Candlelight Capers (#1753, 1969-1970); gold-knit lamé threaded bodice with gold braid at the low waist and neckline. The sleeveless dress had an attached yellow velvet skirt. The matching yellow velvet cape was trimmed with gold braid. It had gold-buttons down the front and at the arm slits. A yellow fur-trimmed velvet hat and “chunky” shoes added to the look. Variations of the outfit had the dress bodice made with silver or gold metallic materials.
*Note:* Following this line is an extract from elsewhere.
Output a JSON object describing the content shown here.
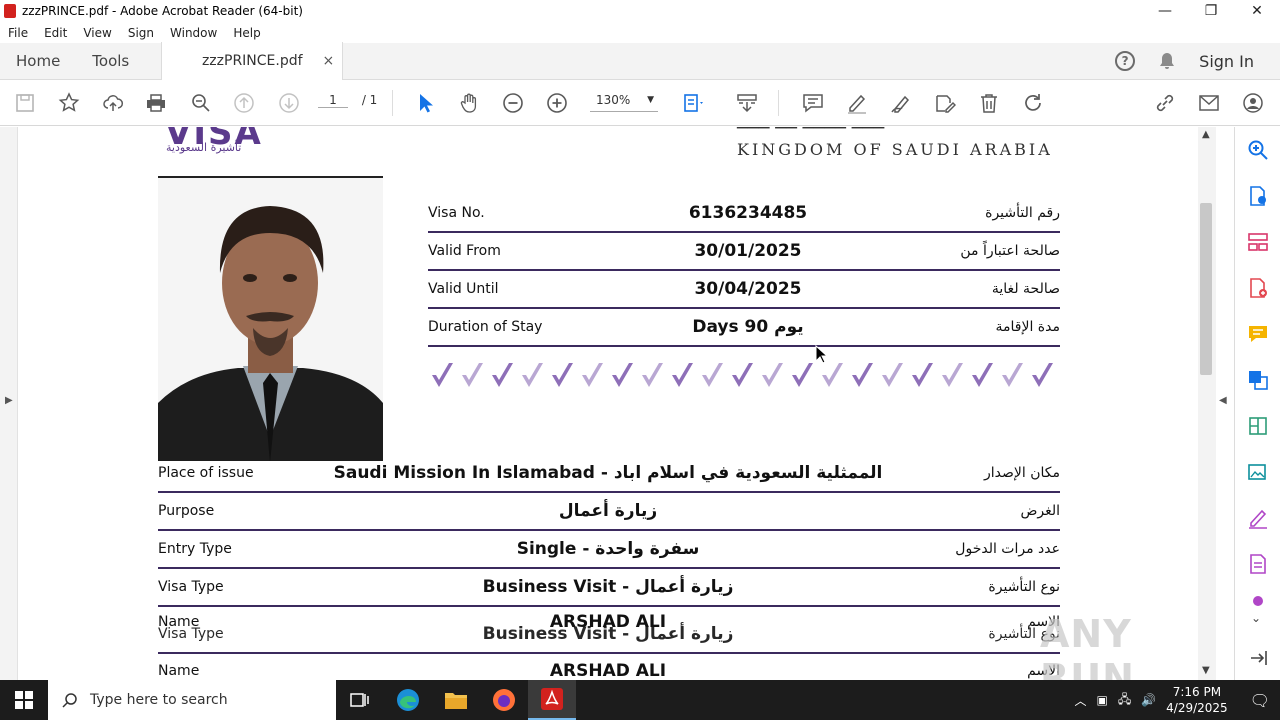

Sears Exclusive Simply Wow Set (#1594, 1969); Julia’s only gift set featured the talking version of the doll in her original gold and silver lamé pantsuit. The accompanying outfit was a suit-dress; its turquoise skirt fit into a sleeveless white satin bodice and had gold-braided trim at the waist. Julia wore a matching “box” jacket (with gold-braided trim at the lapels, closures, sleeve cuffs and bottom hem) over the dress. Turquoise shoes finished off the outfit.
More in 1969
Francie and Casey Dolls had 16 new outfits in 1969 — they could share their clothes with Twiggy Doll, who could wear the same sizes. Skipper Doll (Barbie’s little sister) had 13 new ensembles. Barbie and Skipper’s younger sister, Tutti, did not have new outfits in 1969 but four from the previous season were repeated.
Coming in 1970
Barbie was on her way to a new decade … she and her friends could pose in a variety of ways. Living Barbie was ready for action!
© 2011 Teri Silver
Anne laurie on October 15, 2017:
Anne is my middle name, for some reason I couldn't use laurie Anne,,already taken.
That is so cool that you have the collection, wow.
If you have grandchildren they must love it.
Have a good night.
Teri Silver (author) from The Buckeye State on October 15, 2017:
Hi, Anne, thank you for the compliment ... yes, I have a vintage Barbie collection and many of the pieces (in all the Barbie Doll articles). I have not seen the comment on my Basics of Journalism" piece but I will look to see if it is there.
Anne laurie on October 15, 2017:
Wow that's awesome. You sure did your research. I had quite a few of these barbies but do not remember all the clothes. I really wish I still had my barbies.
I had no idea Julia doll was Diane Carroll though, amazing.
Do you have any of these dolls.
Thank you for the great info.
To change the subject a bit, I put a comment under your article about journalism, not sure if it was rejected or just hasn't been edited yet, however I was asking about a story I wanted to tell and you seem like the person who could help.
I am trying to contact a reliable, trusted source to tell my story, just thought you may be able to help with contacts if you are able to.
If not it's all good, I understand.
So far enjoyed your articles, lots to read but look forward to reading.